Remember That Jehovah Gives Comfort
Paul prayerfully relied on Jehovah and knew him to be the Source of comfort. The apostle wrote: “Blessed be the God and Father of our Lord Jesus Christ, the Father of tender mercies and the God of all comfort, who comforts us in all our tribulation, that we may be able to comfort those in any sort of tribulation through the comfort with which we ourselves are being comforted by God.”—2 Corinthians 1:3, 4.
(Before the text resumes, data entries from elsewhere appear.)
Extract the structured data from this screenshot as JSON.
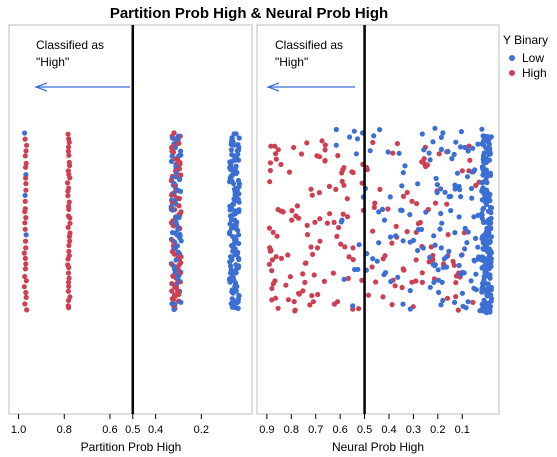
{
  "chart_data": {
    "type": "scatter",
    "title": "Partition Prob High & Neural Prob High",
    "colors": {
      "Low": "#3b6fd4",
      "High": "#cf3f52",
      "arrow": "#3b6fd4"
    },
    "legend": {
      "title": "Y Binary",
      "placement": "right",
      "entries": [
        {
          "name": "Low",
          "color": "#3b6fd4"
        },
        {
          "name": "High",
          "color": "#cf3f52"
        }
      ]
    },
    "y_jitter": true,
    "panels": [
      {
        "xlabel": "Partition Prob High",
        "xlim": [
          1.02,
          0.0
        ],
        "x_reversed": true,
        "ticks": [
          "1.0",
          "0.8",
          "0.6",
          "0.5",
          "0.4",
          "0.2"
        ],
        "tick_values": [
          1.0,
          0.8,
          0.6,
          0.5,
          0.4,
          0.2
        ],
        "threshold": 0.5,
        "annotation": [
          "Classified as",
          "\"High\""
        ],
        "groups": [
          {
            "x": 0.97,
            "High": 28,
            "Low": 4
          },
          {
            "x": 0.78,
            "High": 40,
            "Low": 0
          },
          {
            "x": 0.31,
            "High": 75,
            "Low": 80
          },
          {
            "x": 0.055,
            "High": 0,
            "Low": 140
          }
        ]
      },
      {
        "xlabel": "Neural Prob High",
        "xlim": [
          0.92,
          -0.03
        ],
        "x_reversed": true,
        "ticks": [
          "0.9",
          "0.8",
          "0.7",
          "0.6",
          "0.5",
          "0.4",
          "0.3",
          "0.2",
          "0.1"
        ],
        "tick_values": [
          0.9,
          0.8,
          0.7,
          0.6,
          0.5,
          0.4,
          0.3,
          0.2,
          0.1
        ],
        "threshold": 0.5,
        "annotation": [
          "Classified as",
          "\"High\""
        ],
        "point_counts": {
          "High": 190,
          "Low": 330
        }
      }
    ]
  }
}
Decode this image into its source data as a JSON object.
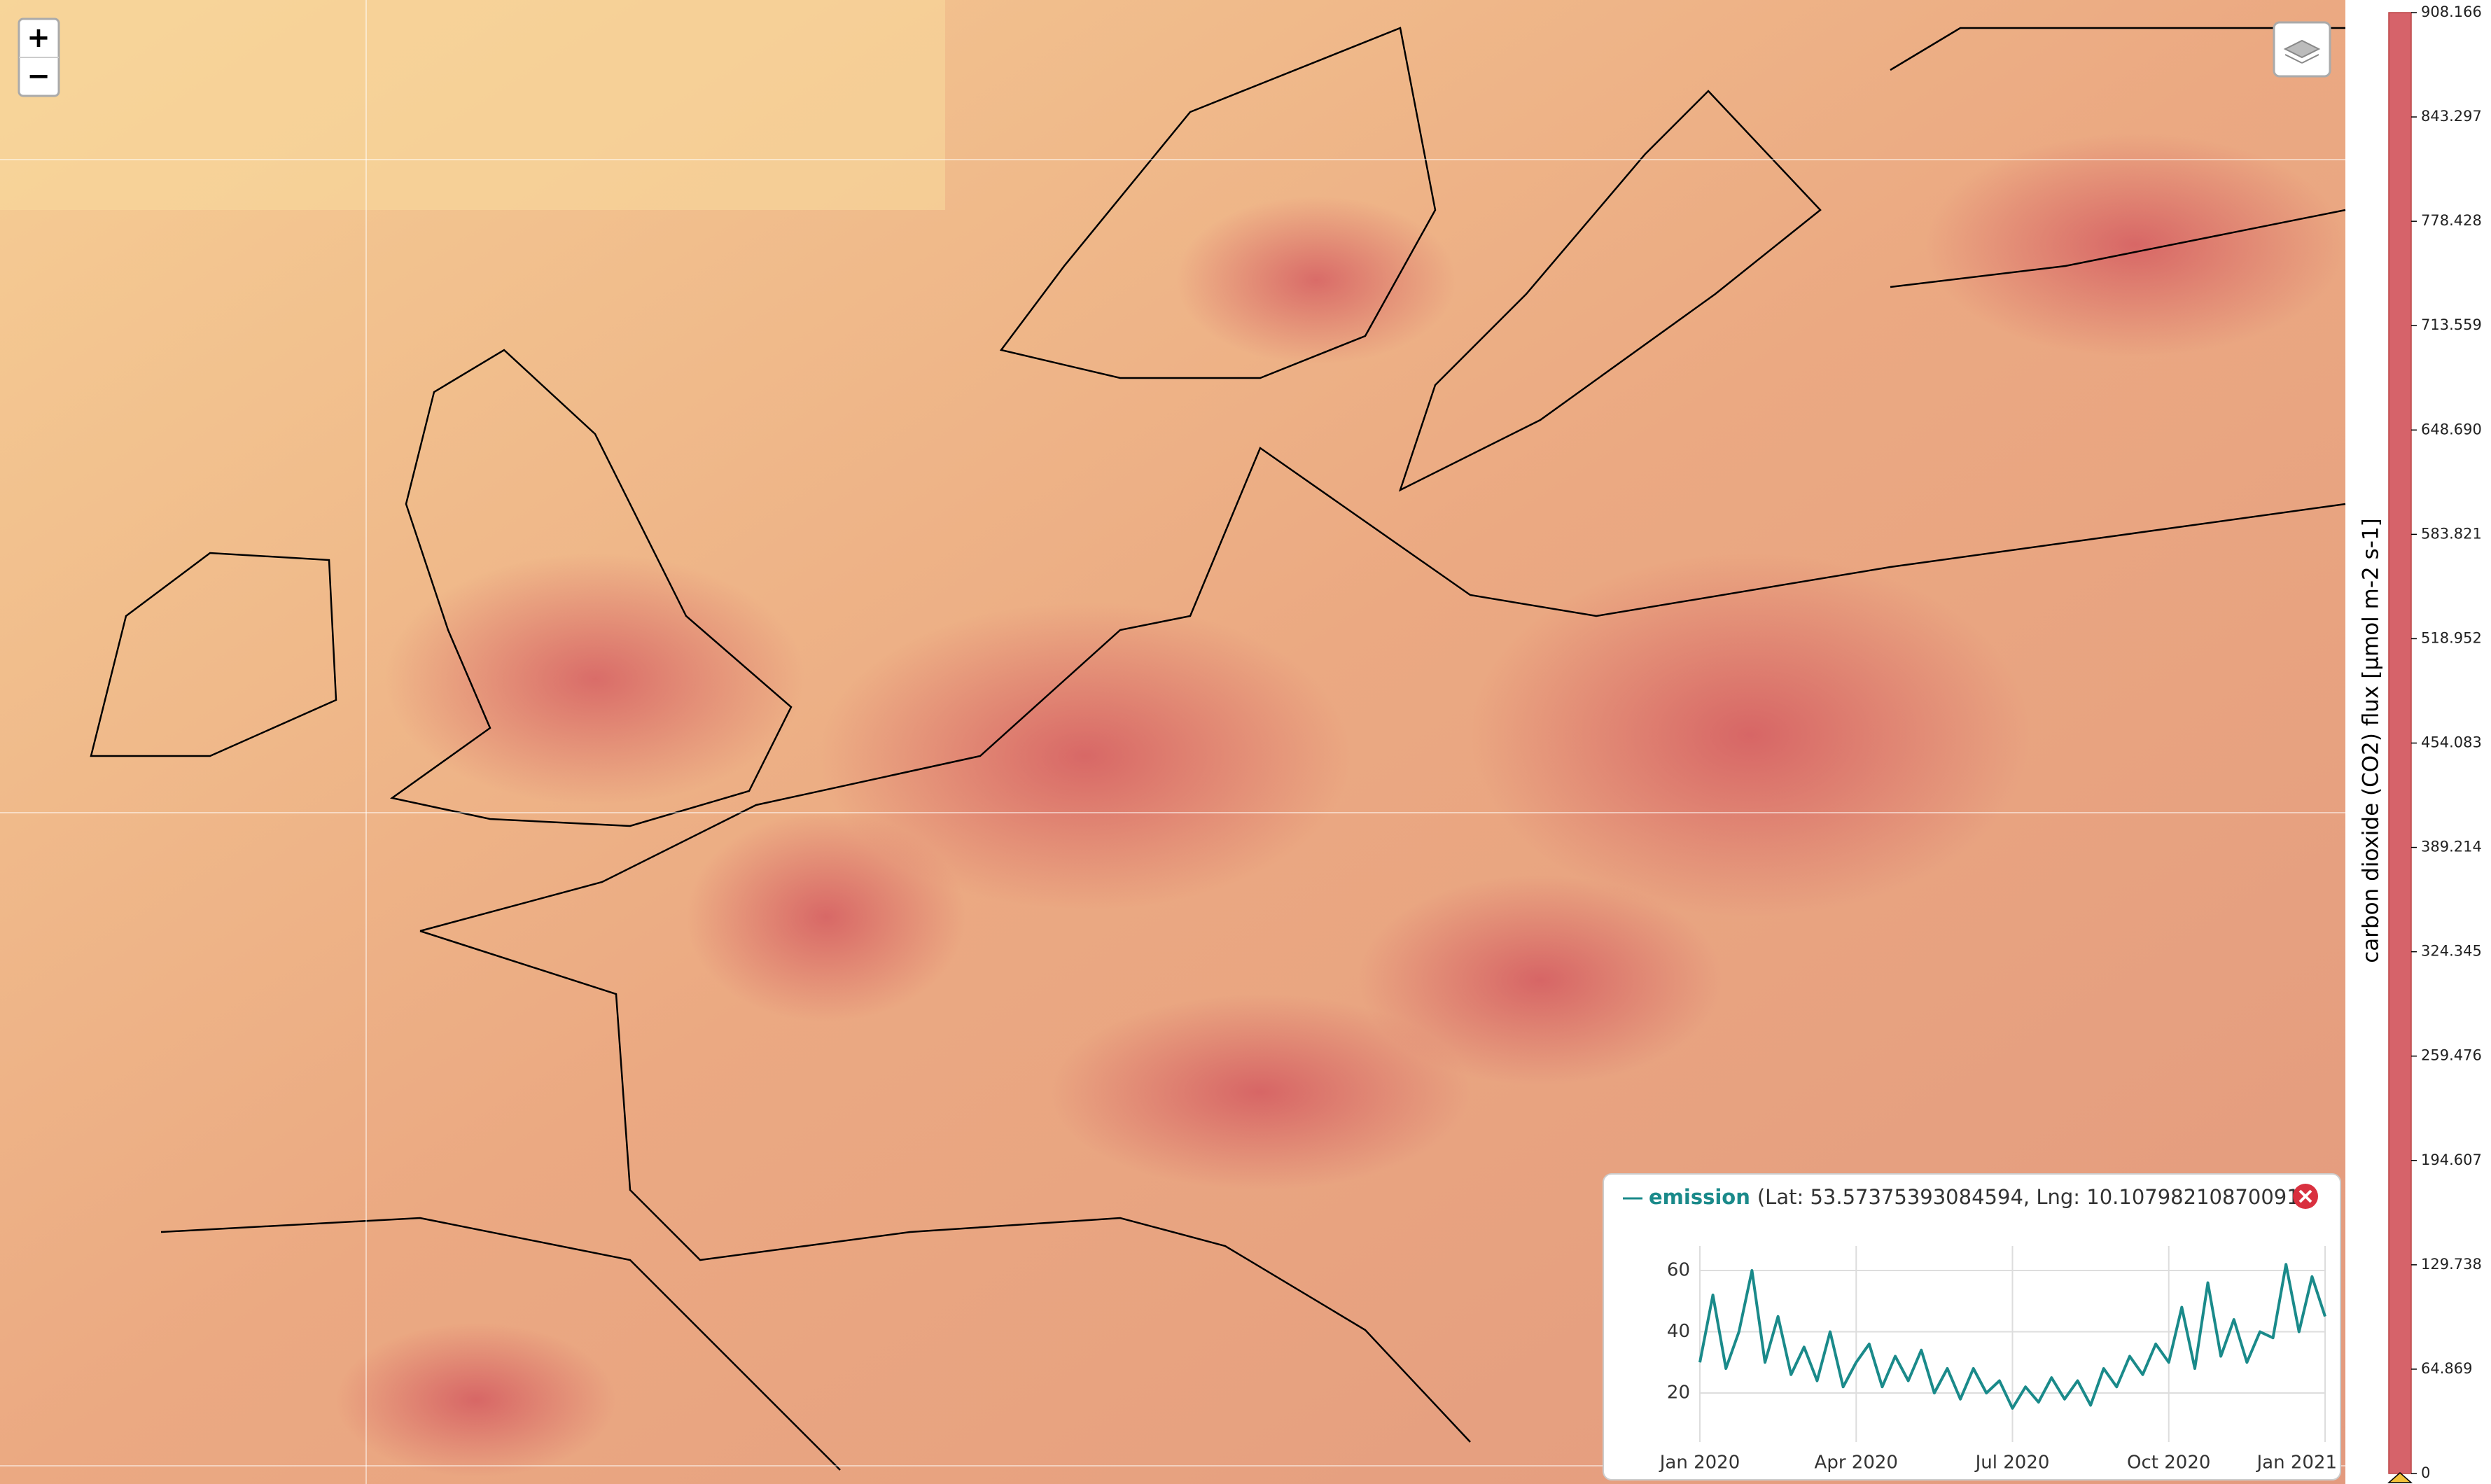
{
  "map": {
    "zoom_in": "+",
    "zoom_out": "−"
  },
  "colorbar": {
    "title": "carbon dioxide (CO2) flux [µmol m-2 s-1]",
    "lim": [
      0,
      908.166
    ],
    "ticks": [
      908.166,
      843.297,
      778.428,
      713.559,
      {
        "value": 648.69,
        "label": "648.690"
      },
      583.821,
      518.952,
      454.083,
      389.214,
      324.345,
      259.476,
      194.607,
      129.738,
      64.869,
      0
    ]
  },
  "popup": {
    "coords": "(Lat: 53.57375393084594, Lng: 10.10798210870091)"
  },
  "chart_data": {
    "type": "line",
    "x": [
      0,
      0.25,
      0.5,
      0.75,
      1,
      1.25,
      1.5,
      1.75,
      2,
      2.25,
      2.5,
      2.75,
      3,
      3.25,
      3.5,
      3.75,
      4,
      4.25,
      4.5,
      4.75,
      5,
      5.25,
      5.5,
      5.75,
      6,
      6.25,
      6.5,
      6.75,
      7,
      7.25,
      7.5,
      7.75,
      8,
      8.25,
      8.5,
      8.75,
      9,
      9.25,
      9.5,
      9.75,
      10,
      10.25,
      10.5,
      10.75,
      11,
      11.25,
      11.5,
      11.75,
      12
    ],
    "series": [
      {
        "name": "emission",
        "color": "#1a8a8a",
        "values": [
          30,
          52,
          28,
          40,
          60,
          30,
          45,
          26,
          35,
          24,
          40,
          22,
          30,
          36,
          22,
          32,
          24,
          34,
          20,
          28,
          18,
          28,
          20,
          24,
          15,
          22,
          17,
          25,
          18,
          24,
          16,
          28,
          22,
          32,
          26,
          36,
          30,
          48,
          28,
          56,
          32,
          44,
          30,
          40,
          38,
          62,
          40,
          58,
          45
        ]
      }
    ],
    "xlim": [
      0,
      12
    ],
    "xticks": [
      {
        "value": 0,
        "label": "Jan 2020"
      },
      {
        "value": 3,
        "label": "Apr 2020"
      },
      {
        "value": 6,
        "label": "Jul 2020"
      },
      {
        "value": 9,
        "label": "Oct 2020"
      },
      {
        "value": 12,
        "label": "Jan 2021"
      }
    ],
    "ylim": [
      4,
      68
    ],
    "yticks": [
      20,
      40,
      60
    ],
    "grid": true
  }
}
The God of all comfort is aware of distress experienced by his servants and wants to give them relief. In the case of Paul’s concern over the Corinthians, relief came through his Christian associate Titus. This is one way that we may be comforted today. When we are distressed, we should therefore avoid isolating ourselves. (Proverbs 18:1) Association with fellow Christians is one of the means by which God comforts us. We may think: ‘I am so downhearted that I am not strong enough to be with my Christian friends.’ However, we should fight such feelings and not deprive ourselves of the comfort that fellow believers can offer.
Do Not Give Up!
Some of us may not have experienced a trial having such impact that we have suffered severe depression. But debilitating illness, the death of a marriage mate, or another very trying situation could bring on emotional distress. If that should occur, let us not conclude that we are necessarily sick spiritually. A depressed person may be well qualified for God’s service, even being able to help others spiritually. Paul urged the brothers to “speak consolingly to the depressed souls,” not suspiciously thinking that they had done something wrong and were spiritually sick. (1 Thessalonians 5:14) Though depression is sometimes associated with wrongdoing and guilt, that is not the case with those serving God out of a pure heart. Their worship, perhaps rendered with extreme difficulty, is acceptable to Jehovah. He loves them and comes to their aid with needed help and comfort.—Psalm 121:1-3.
Those making up the remnant of spiritual Israel were sorely distressed by trials in the year 1918. (Compare Galatians 6:16.) Their preaching organization was nearly destroyed, some of them were wrongfully imprisoned, and many of their former associates became disloyal, opposing apostates. Moreover, the faithful anointed ones did not understand why God had allowed all of this to happen. For some time ‘they sowed seed with tears,’ but they did not give up. They kept on serving Jehovah and also examined themselves. The result? They ‘came in with a joyful cry, carrying along their sheaves.’ (Psalm 126:5, 6) The anointed now realize that God allowed such trials in order to purify them for their approaching international harvest work.
If we should become distressed because we are beset by various trials, we can benefit from the experience of the anointed remnant. Instead of giving up, let us keep on doing what is right, even if we must do so while weeping. In time, there will be a way out of our trials, and we will ‘come in with a joyful cry.’ Yes, joy—a fruit of God’s holy spirit—will be ours for having endured our trials. For us, Jehovah will surely prove to be “the God of all comfort.”